Open JustArchi opened this issue 5 years ago • 1 comments

Sometimes during creating a trade offer, SEE shows infinity as a price for an item. It's obviously caused by temporary failure communicating with Steam, and that itself is alright, we're all well aware of that.

What I'm missing though is a way to force refresh of such item, which would refetch the price again and update all items of the same type. Since I'm creating a trade offer, it's very often case that let's say 9 out of 10 different item types fetch fine, but the last one won't, and since there is no way to force refresh, you need to either check and calculate manually, or refresh entire page and add your 10 item types again hoping that this time it'll work fine.

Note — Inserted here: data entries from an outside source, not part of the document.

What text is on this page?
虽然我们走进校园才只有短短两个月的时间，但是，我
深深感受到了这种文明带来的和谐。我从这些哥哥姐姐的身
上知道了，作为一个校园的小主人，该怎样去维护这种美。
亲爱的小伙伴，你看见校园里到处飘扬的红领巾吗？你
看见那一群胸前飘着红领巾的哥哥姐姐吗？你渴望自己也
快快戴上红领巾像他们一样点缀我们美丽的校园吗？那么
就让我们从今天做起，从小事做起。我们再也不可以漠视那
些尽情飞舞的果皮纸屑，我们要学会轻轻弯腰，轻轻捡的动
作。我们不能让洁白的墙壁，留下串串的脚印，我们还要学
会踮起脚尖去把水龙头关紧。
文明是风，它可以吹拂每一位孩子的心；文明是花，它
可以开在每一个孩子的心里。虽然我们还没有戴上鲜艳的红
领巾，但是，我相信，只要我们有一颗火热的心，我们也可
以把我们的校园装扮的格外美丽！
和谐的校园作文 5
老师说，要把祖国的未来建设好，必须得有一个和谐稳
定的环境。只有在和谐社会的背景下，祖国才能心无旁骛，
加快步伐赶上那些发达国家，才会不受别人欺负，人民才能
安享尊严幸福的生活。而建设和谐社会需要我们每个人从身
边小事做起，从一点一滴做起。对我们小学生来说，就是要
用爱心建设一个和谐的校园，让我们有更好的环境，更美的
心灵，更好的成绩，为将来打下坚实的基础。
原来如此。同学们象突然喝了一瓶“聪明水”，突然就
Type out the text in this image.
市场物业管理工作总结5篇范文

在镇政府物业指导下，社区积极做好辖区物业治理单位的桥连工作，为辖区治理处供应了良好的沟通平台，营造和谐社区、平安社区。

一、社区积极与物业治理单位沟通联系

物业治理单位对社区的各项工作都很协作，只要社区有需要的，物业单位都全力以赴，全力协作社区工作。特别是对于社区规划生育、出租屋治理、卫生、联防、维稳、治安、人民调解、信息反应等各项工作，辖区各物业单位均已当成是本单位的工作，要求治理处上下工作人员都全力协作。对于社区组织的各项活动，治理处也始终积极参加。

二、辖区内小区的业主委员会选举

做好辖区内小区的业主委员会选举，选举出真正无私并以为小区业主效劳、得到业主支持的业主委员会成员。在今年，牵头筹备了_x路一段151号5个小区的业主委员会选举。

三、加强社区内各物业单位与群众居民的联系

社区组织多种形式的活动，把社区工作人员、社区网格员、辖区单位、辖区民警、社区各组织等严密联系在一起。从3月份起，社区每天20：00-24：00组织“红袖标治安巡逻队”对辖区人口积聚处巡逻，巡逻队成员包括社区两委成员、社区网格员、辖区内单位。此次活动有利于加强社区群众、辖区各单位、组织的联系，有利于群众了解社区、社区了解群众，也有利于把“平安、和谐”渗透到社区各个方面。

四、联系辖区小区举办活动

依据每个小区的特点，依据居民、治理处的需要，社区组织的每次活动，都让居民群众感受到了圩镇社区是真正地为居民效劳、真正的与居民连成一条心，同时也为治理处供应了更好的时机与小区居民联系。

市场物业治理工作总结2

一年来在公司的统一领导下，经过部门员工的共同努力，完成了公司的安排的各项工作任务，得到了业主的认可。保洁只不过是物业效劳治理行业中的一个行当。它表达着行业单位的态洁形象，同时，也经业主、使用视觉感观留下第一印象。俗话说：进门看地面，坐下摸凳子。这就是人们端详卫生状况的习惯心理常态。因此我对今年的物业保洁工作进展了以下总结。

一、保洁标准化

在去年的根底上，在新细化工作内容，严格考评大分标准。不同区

I thought about implementing it in two different ways. You could just add a button such as "Retry failed prices" on inventory and trade offer pages, which would effectively re-fetch all failed prices (but not those that were fetched successfully). Alternatively, and this probably requires more work, is adding an option to somehow refetch price only for this specific item class, maybe to the context menu provided by Steam, or somewhere else under right click or whatever.

I hope that my feature request makes sense, thank you for your work spent on this extension, and thank you in advance for considering my suggestion.

JustArchi avatar Jan 19 '19 02:01 JustArchi

Alternatively, and probably the easiest way implementation-wise, maybe SEE could just retry the failed requests automatically after being done with the current queue? You could use a pseudocode like this (of course appropriately adapted to js):

void OnFinishedQueue() {
    if (FinishedQueue.All(item => item.ParsedSuccessfully)) {
        // Nothing to retry
        return;
    }

    if (!FinishedQueue.LastItem.ParsedSuccessfully) {
         // Very likely we got rate-limited, wait at least 30 seconds or some other timeout in order to avoid pointless infinite loop
        Sleep(30);
    }

    OngoingQueue.Clear();
    OngoingQueue.Add(FinishedQueue.Where(item => !item.ParsedSuccessfully));
    FinishedQueue.Clear();

    OngoingQueue.Start();
    // Once OngoingQueue is finished, it'll call OnFinishedQueue() again with results available as FinishedQueue
}

I don't see any potential drawbacks to this, and implementation should be easy enough with no required UI updates. There is always a case where we could run into potential infinite loop with some unparsable item type, but then the delay will do the job, and we can always gradually multiply the delay by 2 each retry.